South African lawmakers have pushed through legislation in Parliament before next month’s election that business organizations say threatens to stifle investment, economic growth and job creation.
With opinion polls indicating the ruling African National Congress, which holds almost two-thirds of the seats in the National Assembly, will see its support drop in the May 7 election, the party is seeking to expand the state’s role in the economy and spread more wealth to black citizens. Among the laws awaiting President Jacob Zuma’s signature are those that give the state the right to a free stake in all new energy ventures and forcing private security companies to be at least 51 percent owned by locals.
“We believe they are too heavy-handed with this legislation and are now risking encroaching on our right to business,” Neren Rau, chief executive officer of the South African Chamber of Commerce & Industry, which has more than 20,000 members, said by phone from Johannesburg on April 11. The government is “making the business environment and the regulatory environment more complex and more difficult to understand and operate in.”
Other recently adopted or proposed legislative changes include: extending the deadline to 2018 from 1998 for claims to be lodged on land seized under apartheid rule; requiring company boards to comprise of 50 percent women; tripling the fines for companies failing to meet racial employment targets; and tightening the criteria needed to secure contracts with the state.
Last week, the Rural Development and Land Reform Ministry proposed giving the state the right to force some farmers to sell it half their land, which would be distributed to workers.
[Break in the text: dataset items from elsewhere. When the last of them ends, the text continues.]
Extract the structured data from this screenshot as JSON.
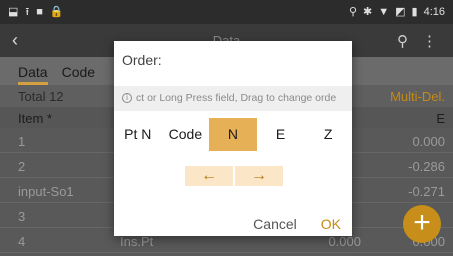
{
  "statusbar": {
    "left_icons": [
      "notification-icon",
      "upload-icon",
      "square-icon",
      "lock-icon"
    ],
    "left_glyphs": [
      "⬓",
      "⭱",
      "■",
      "🔒"
    ],
    "right_glyphs": [
      "⚲",
      "✱",
      "▼",
      "◩",
      "▮"
    ],
    "time": "4:16"
  },
  "appbar": {
    "title": "Data",
    "back_glyph": "‹",
    "search_glyph": "⚲",
    "more_glyph": "⋮"
  },
  "tabs": [
    "Data",
    "Code"
  ],
  "list": {
    "total_label": "Total 12",
    "multi_del_label": "Multi-Del.",
    "header": {
      "item": "Item *",
      "e": "E"
    },
    "rows": [
      {
        "name": "1",
        "col2": "",
        "col3": "",
        "e": "0.000"
      },
      {
        "name": "2",
        "col2": "",
        "col3": "",
        "e": "-0.286"
      },
      {
        "name": "input-So1",
        "col2": "",
        "col3": "",
        "e": "-0.271"
      },
      {
        "name": "3",
        "col2": "",
        "col3": "",
        "e": ""
      },
      {
        "name": "4",
        "col2": "Ins.Pt",
        "col3": "0.000",
        "e": "0.000"
      }
    ]
  },
  "fab": {
    "glyph": "+"
  },
  "dialog": {
    "title": "Order:",
    "info_glyph": "i",
    "hint": "ct or Long Press field, Drag to change orde",
    "fields": [
      "Pt N",
      "Code",
      "N",
      "E",
      "Z"
    ],
    "selected_field": "N",
    "left_arrow": "←",
    "right_arrow": "→",
    "cancel_label": "Cancel",
    "ok_label": "OK"
  },
  "colors": {
    "accent": "#c58a14",
    "selected_field": "#e6b156",
    "arrow_button": "#fbe7c8"
  }
}
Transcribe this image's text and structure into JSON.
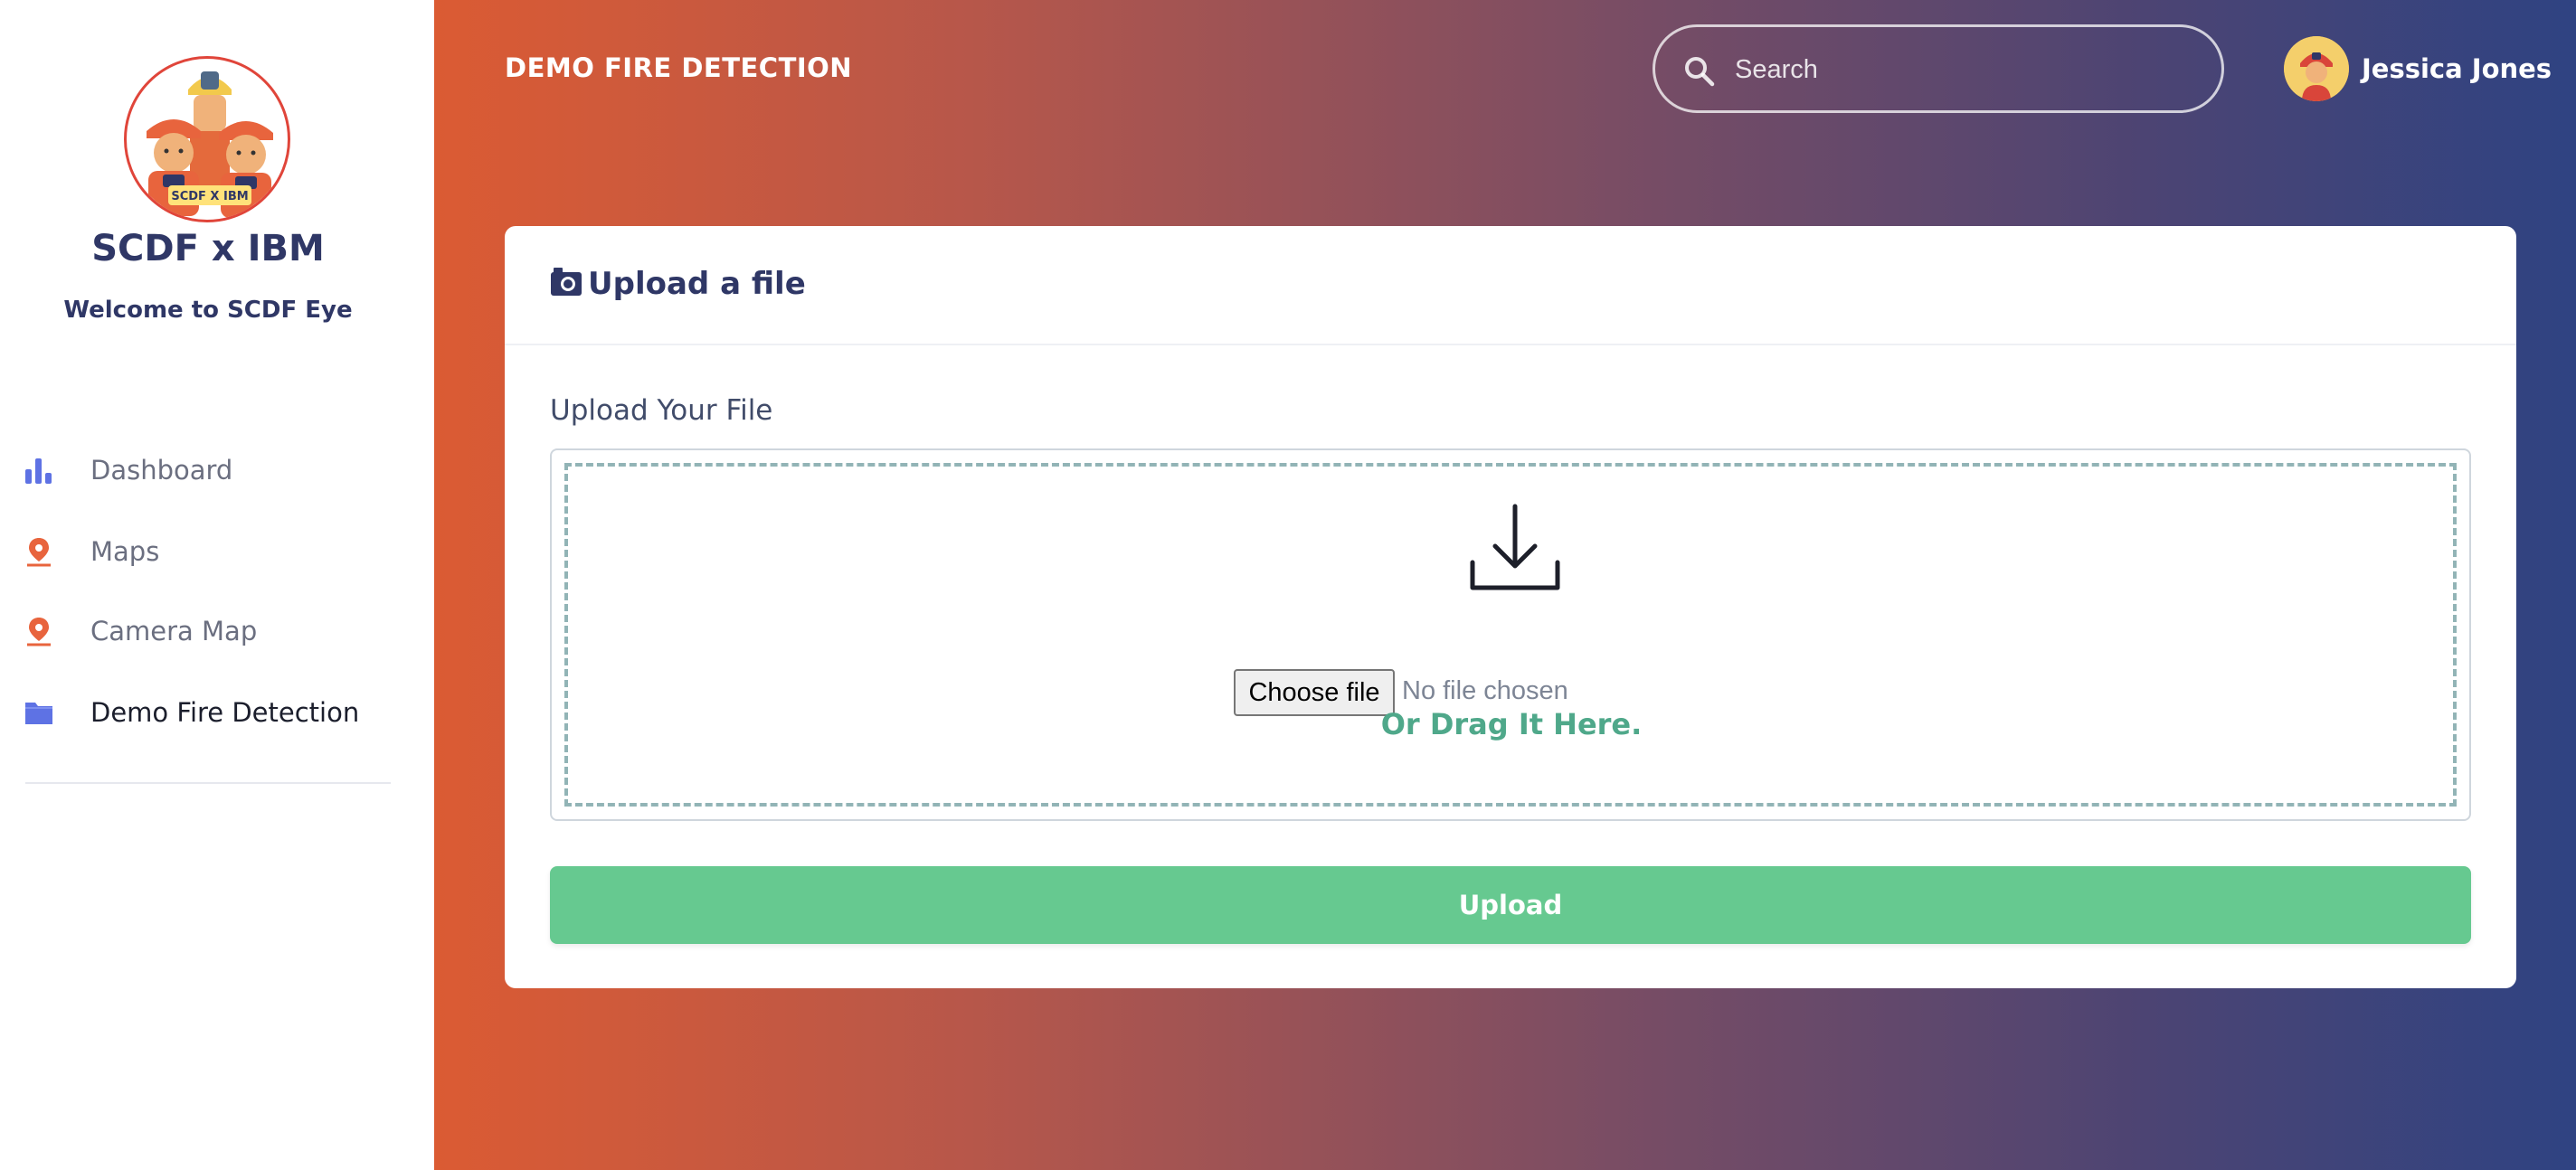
{
  "sidebar": {
    "brand": {
      "logo_text": "SCDF X IBM",
      "title": "SCDF x IBM",
      "welcome_prefix": "Welcome to",
      "welcome_name": "SCDF Eye"
    },
    "items": [
      {
        "label": "Dashboard",
        "icon": "bar-chart-icon",
        "color": "#5e72e4"
      },
      {
        "label": "Maps",
        "icon": "map-pin-icon",
        "color": "#e8643d"
      },
      {
        "label": "Camera Map",
        "icon": "map-pin-icon",
        "color": "#e8643d"
      },
      {
        "label": "Demo Fire Detection",
        "icon": "folder-icon",
        "color": "#5e72e4",
        "active": true
      }
    ]
  },
  "header": {
    "title": "DEMO FIRE DETECTION",
    "search": {
      "placeholder": "Search",
      "value": ""
    },
    "user": {
      "name": "Jessica Jones"
    }
  },
  "card": {
    "title": "Upload a file",
    "field_label": "Upload Your File",
    "file_input": {
      "button_label": "Choose file",
      "status": "No file chosen"
    },
    "drag_hint": "Or Drag It Here.",
    "upload_label": "Upload"
  },
  "colors": {
    "gradient_start": "#db5b33",
    "gradient_end": "#2f4382",
    "primary_text": "#2f3766",
    "success": "#66c990",
    "drag_hint": "#4fa88a"
  }
}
Farmers’ organizations said the measure would flout property rights and compromise food security.
“These radical measures are coming at an unprecedented pace,” Anthea Jeffery, head of policy research at the South African Institute of Race Relations, a Johannesburg-based research institution, said in an e-mailed note on March 26. “In combination, they seem calculated to choke off investment, reduce economic growth and worsen unemployment.”
Moloto Mothapo, a spokesman for the ANC in Parliament, referred calls for comment to Enoch Godongwana, head of the party’s economics committee, whose mobile phone didn’t connect or revert to voicemail.
A survey of 9,019 people conducted by Indian polling company C-Voter shows the ANC may win 62 percent of the vote, Johannesburg-based New Age newspaper reported on April 11. The Economic Freedom Fighters, which was formed last year by former ANC Youth League President Julius Malema and seeks to nationalize mines and expropriate land to give to the poor, may win 6 percent, according to the survey.
Five years ago, the ruling party won 65.9 percent of the ballots, compared with 16.7 percent for its nearest rival, the Democratic Alliance.
“The set of reform bills should be interpreted in the context of the upcoming general elections,” Robert Besseling, Africa analyst at IHS Country Risk, said in an e-mailed note on April 10. “The ANC is likely to face greater pressure from its left wing and an emerging radical left opposition to accelerate the redistribution of wealth.”
While the economy is rebounding from last year’s strikes in mining and manufacturing, growth is still not fast enough to cut unemployment. The central bank is forecasting expansion of 2.6 percent this year, which is less than half the annual pace of 5.4 percent the government says is needed to cut the jobless rate to 6 percent by 2030 from 24 percent currently.
The rand fell 0.4 percent against the dollar to 10.5568 as of 5:11 p.m. in Johannesburg, extending its loss in the past six months to 5.5 percent.
There are “serious incongruities” between the new laws and the National Development Plan, the government’s economic blueprint that seeks to make it easier and cheaper to do business, said Raymond Parsons, a policy adviser to Business Unity South Africa, a lobby group whose members include the Chamber of Mines, which represents companies including Anglo American Platinum (AMS) Ltd.
“Once the election is over, there must be a sense of urgency, no complacency and a consistent message about the realization of the NDP’s goals to strengthen business confidence,” he said in an e-mailed response to questions on April 11.
Zuma, 72, who took office in May 2009 and is standing for a second term, denies there are inconsistencies in policy and says the government is improving the business environment by revamping the transport and education systems.
“The state has taken bold steps to diversify the economy and build our industrial base with a greater emphasis on labor-absorbing employment,” he said in a March 19 speech in Johannesburg. “Our country promotes innovation and success.”
Tim Harris, a Democratic Alliance lawmaker and spokesman on finance, said there has been a definite shift in the government’s attitude toward business as the ANC seeks to curry favor among its labor union allies ahead of the elections.
“We need a bold response to jobs and growth and we are actually going in the other direction,” Harris said by phone from Cape Town on April 11. “We have seen much interventionist and ill-conceived legislation, none of which will have a positive effect on either jobs or growth.”